O Ministério Público do Ceará suspendeu o contrato de concessão para exploração do Parque Nacional de Jericoacoara, que havia sido assinado em 2024, devido à falta de estudos adequados sobre o impacto ambiental das obras. O ICMBio, responsável pela gestão do parque, afirmou que não precisa de licenças específicas para as intervenções, mas o MPCE está analisando essa posição. A suspensão visa evitar danos ao meio ambiente, já que algumas obras, como a abertura de vias e a construção de banheiros, já causaram a destruição de vegetação nativa. A concessionária Urbia Cataratas Jericoacoara S.A. defende que todas as suas ações têm autorização do ICMBio. O MPF e o MPCE criticam a falta de estudos de impacto ambiental e a ausência de consulta pública, alertando para possíveis ações legais se a situação não for regularizada. Além disso, a Justiça já decidiu que não pode haver cobrança de entrada para quem visita a Vila de Jericoacoara, que fica dentro do parque, mas a cobrança para acessar as atrações do parque permanece opcional. O município também pede que as obras sejam interrompidas até que todas as licenças necessárias sejam obtidas.
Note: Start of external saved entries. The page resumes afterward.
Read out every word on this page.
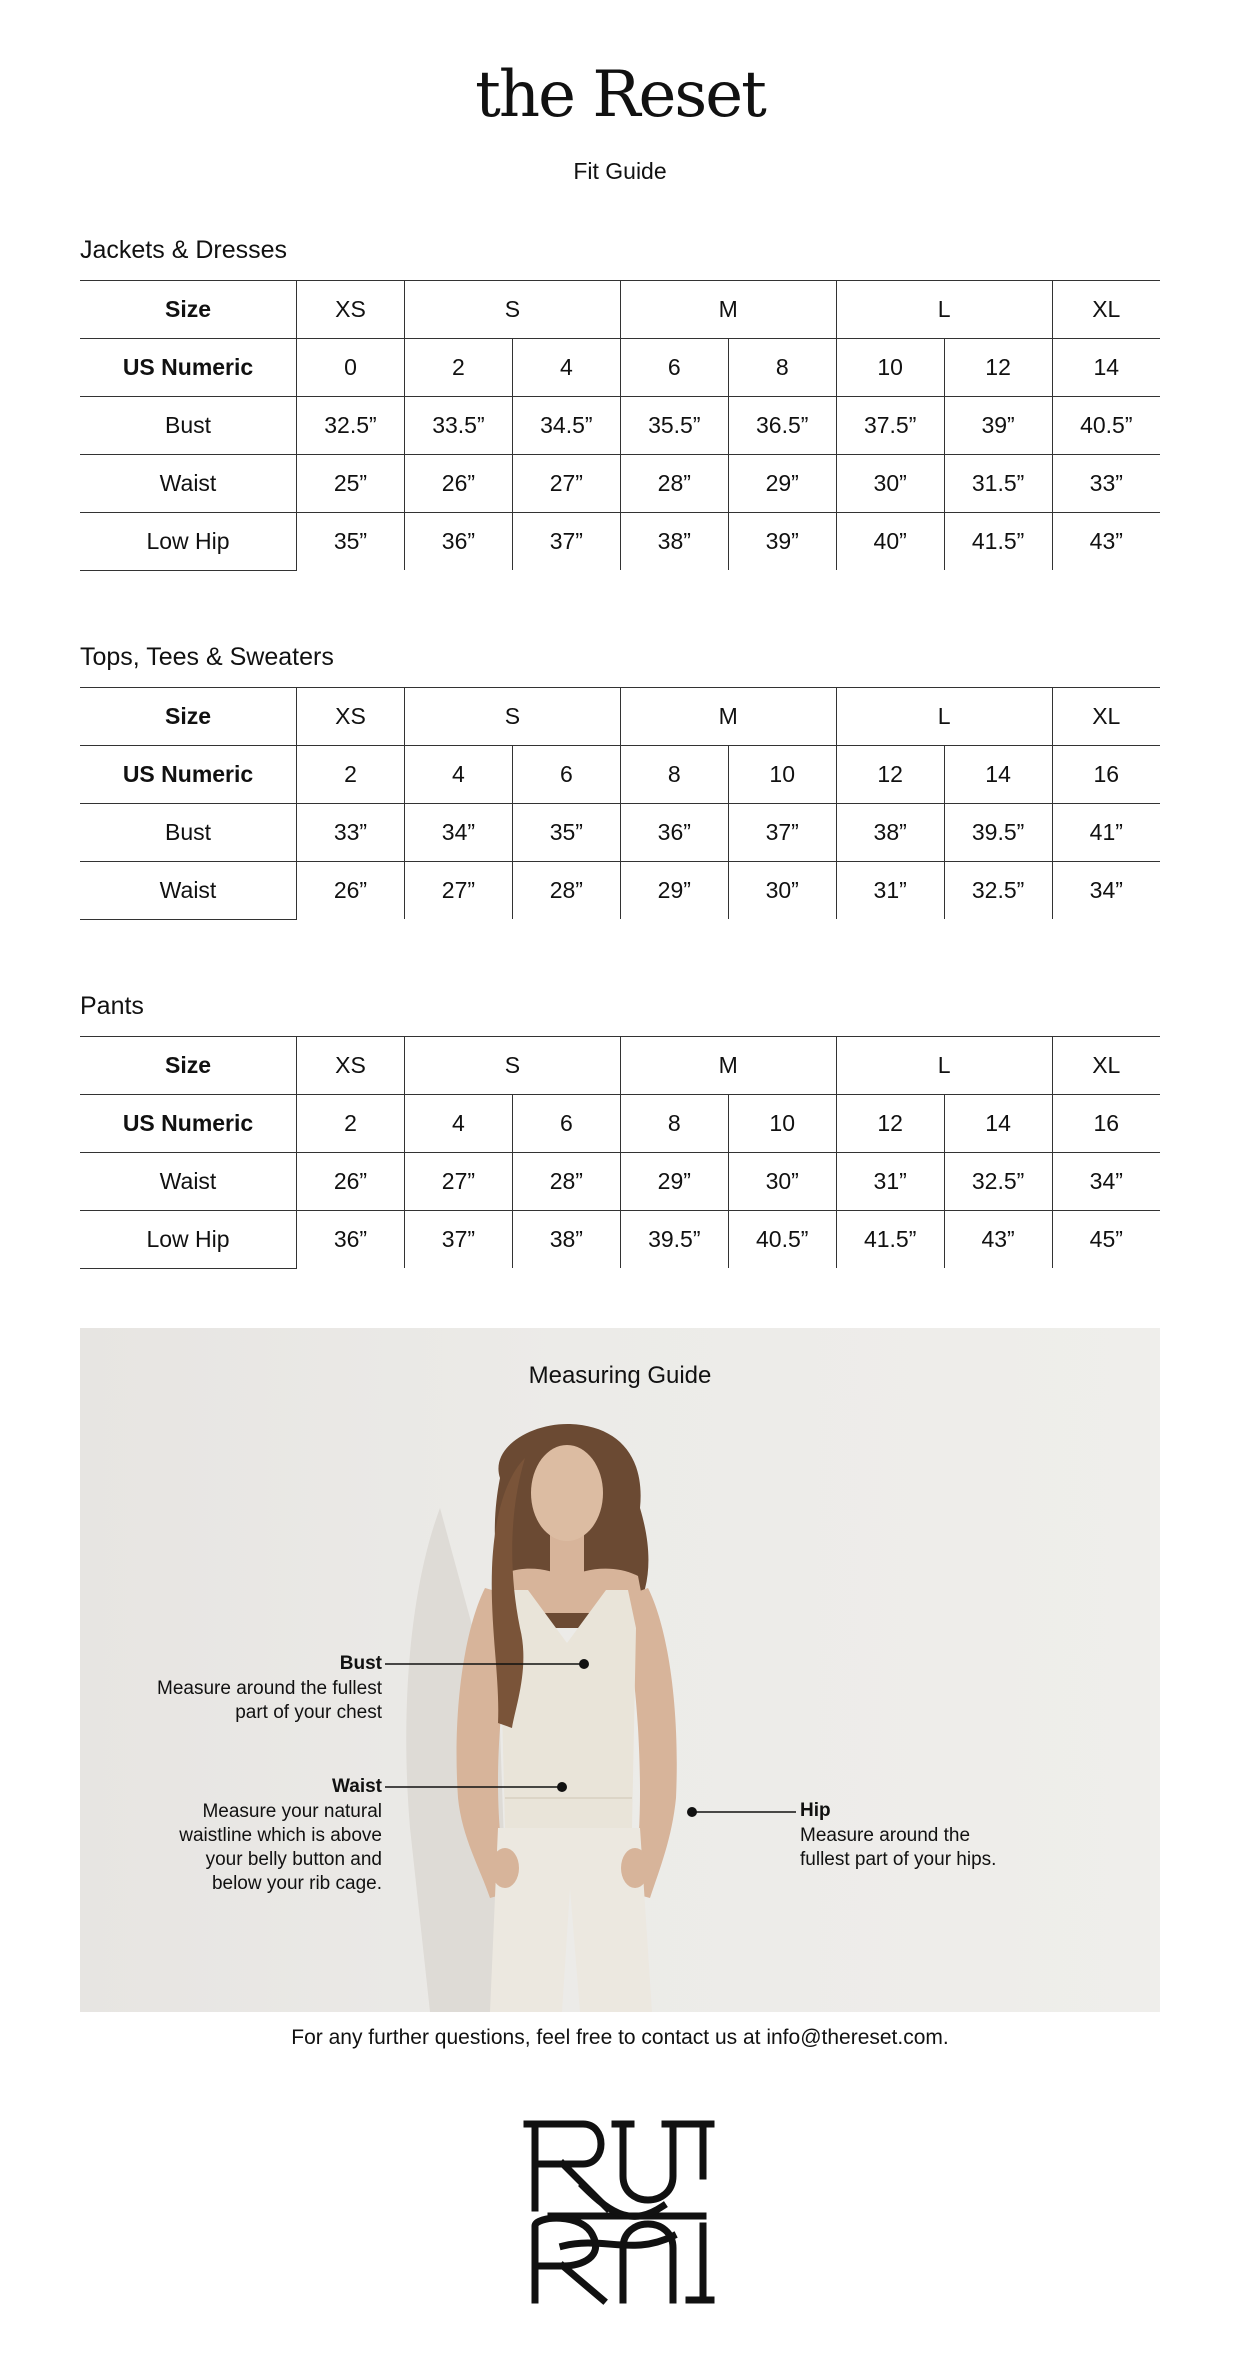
the Reset
Fit Guide
Jackets & Dresses
Size	XS	S		M		L		XL
US Numeric	0	2	4	6	8	10	12	14
Bust	32.5”	33.5”	34.5”	35.5”	36.5”	37.5”	39”	40.5”
Waist	25”	26”	27”	28”	29”	30”	31.5”	33”
Low Hip	35”	36”	37”	38”	39”	40”	41.5”	43”
Tops, Tees & Sweaters
Size	XS	S		M		L		XL
US Numeric	2	4	6	8	10	12	14	16
Bust	33”	34”	35”	36”	37”	38”	39.5”	41”
Waist	26”	27”	28”	29”	30”	31”	32.5”	34”
Pants
Size	XS	S		M		L		XL
US Numeric	2	4	6	8	10	12	14	16
Waist	26”	27”	28”	29”	30”	31”	32.5”	34”
Low Hip	36”	37”	38”	39.5”	40.5”	41.5”	43”	45”
Measuring Guide
Bust
Measure around the fullest
part of your chest
Waist
Measure your natural
waistline which is above
your belly button and
below your rib cage.
Hip
Measure around the
fullest part of your hips.
For any further questions, feel free to contact us at info@thereset.com.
Após a suspensão do contrato de concessão do Parque Nacional de Jericoacoara, o Ministério Público do Ceará (MPCE) investiga a legalidade das intervenções no local. O contrato, firmado em 2024, previa R$ 298,9 milhões em investimentos em infraestrutura, mas gerou polêmica devido a preocupações ambientais.
O MPCE questiona a ausência de estudos de impacto ambiental adequados. Em reunião recente, o Instituto Chico Mendes de Conservação da Biodiversidade (ICMBio) alegou que não são necessárias licenças específicas para as obras. O MPCE, no entanto, decidiu suspender as atividades para evitar danos ao meio ambiente.
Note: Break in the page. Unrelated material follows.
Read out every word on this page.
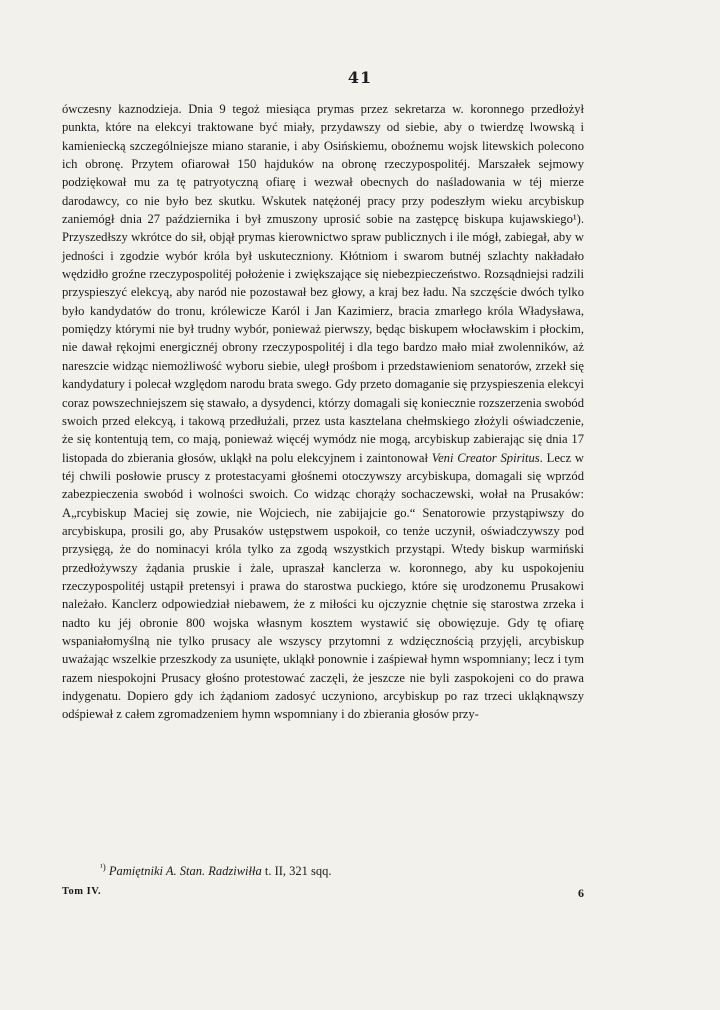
41

ówczesny kaznodzieja. Dnia 9 tegoż miesiąca prymas przez sekretarza w. koronnego przedłożył punkta, które na elekcyi traktowane być miały, przydawszy od siebie, aby o twierdzę lwowską i kamieniecką szczególniejsze miano staranie, i aby Osińskiemu, oboźnemu wojsk litewskich polecono ich obronę. Przytem ofiarował 150 hajduków na obronę rzeczypospolitéj. Marszałek sejmowy podziękował mu za tę patryotyczną ofiarę i wezwał obecnych do naśladowania w téj mierze darodawcy, co nie było bez skutku. Wskutek natężonéj pracy przy podeszłym wieku arcybiskup zaniemógł dnia 27 października i był zmuszony uprosić sobie na zastępcę biskupa kujawskiego¹). Przyszedłszy wkrótce do sił, objął prymas kierownictwo spraw publicznych i ile mógł, zabiegał, aby w jedności i zgodzie wybór króla był uskuteczniony. Kłótniom i swarom butnéj szlachty nakładało wędzidło groźne rzeczypospolitéj położenie i zwiększające się niebezpieczeństwo. Rozsądniejsi radzili przyspieszyć elekcyą, aby naród nie pozostawał bez głowy, a kraj bez ładu. Na szczęście dwóch tylko było kandydatów do tronu, królewicze Karól i Jan Kazimierz, bracia zmarłego króla Władysława, pomiędzy którymi nie był trudny wybór, ponieważ pierwszy, będąc biskupem włocławskim i płockim, nie dawał rękojmi energicznéj obrony rzeczypospolitéj i dla tego bardzo mało miał zwolenników, aż nareszcie widząc niemożliwość wyboru siebie, uległ prośbom i przedstawieniom senatorów, zrzekł się kandydatury i polecał względom narodu brata swego. Gdy przeto domaganie się przyspieszenia elekcyi coraz powszechniejszem się stawało, a dysydenci, którzy domagali się koniecznie rozszerzenia swobód swoich przed elekcyą, i takową przedłużali, przez usta kasztelana chełmskiego złożyli oświadczenie, że się kontentują tem, co mają, ponieważ więcéj wymódz nie mogą, arcybiskup zabierając się dnia 17 listopada do zbierania głosów, ukląkł na polu elekcyjnem i zaintonował Veni Creator Spiritus. Lecz w téj chwili posłowie pruscy z protestacyami głośnemi otoczywszy arcybiskupa, domagali się wprzód zabezpieczenia swobód i wolności swoich. Co widząc chorąży sochaczewski, wołał na Prusaków: A„rcybiskup Maciej się zowie, nie Wojciech, nie zabijajcie go.“ Senatorowie przystąpiwszy do arcybiskupa, prosili go, aby Prusaków ustępstwem uspokoił, co tenże uczynił, oświadczywszy pod przysięgą, że do nominacyi króla tylko za zgodą wszystkich przystąpi. Wtedy biskup warmiński przedłożywszy żądania pruskie i żale, upraszał kanclerza w. koronnego, aby ku uspokojeniu rzeczypospolitéj ustąpił pretensyi i prawa do starostwa puckiego, które się urodzonemu Prusakowi należało. Kanclerz odpowiedział niebawem, że z miłości ku ojczyznie chętnie się starostwa zrzeka i nadto ku jéj obronie 800 wojska własnym kosztem wystawić się obowięzuje. Gdy tę ofiarę wspaniałomyślną nie tylko prusacy ale wszyscy przytomni z wdzięcznością przyjęli, arcybiskup uważając wszelkie przeszkody za usunięte, ukląkł ponownie i zaśpiewał hymn wspomniany; lecz i tym razem niespokojni Prusacy głośno protestować zaczęli, że jeszcze nie byli zaspokojeni co do prawa indygenatu. Dopiero gdy ich żądaniom zadosyć uczyniono, arcybiskup po raz trzeci ukląknąwszy odśpiewał z całem zgromadzeniem hymn wspomniany i do zbierania głosów przy-

$^{^1)}$ Pamiętniki A. Stan. Radziwiłła t. II, 321 sqq.
Tom IV.	6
Intervenções já autorizadas incluem a abertura de vias, perfuração de poços e construção de banheiros. Imagens mostram que algumas dessas obras já causaram a supressão de vegetação nativa. A presidente do Conselho Comunitário da Vila de Jericoacoara, Lucimar Marques, destacou a insatisfação da comunidade com os impactos ambientais e a tentativa de cobrança de pedágio para acesso à vila.
O MPF e o MPCE afirmam que as autorizações do ICMBio se basearam em uma interpretação equivocada da legislação. Eles ressaltam que não houve a realização de Estudo de Impacto Ambiental nem consulta pública, o que contraria princípios de proteção ambiental. A Urbia Cataratas Jericoacoara S.A., concessionária do parque, defende que todas as intervenções são autorizadas pelo ICMBio.
A suspensão das obras permanecerá até que as licenças e alvarás necessários sejam obtidos, com multa diária de R$ 100 mil em caso de descumprimento. O município de Jijoca de Jericoacoara também conseguiu na Justiça a suspensão da cobrança de tarifas para visitantes que desejam acessar a vila, que é cercada pelo parque.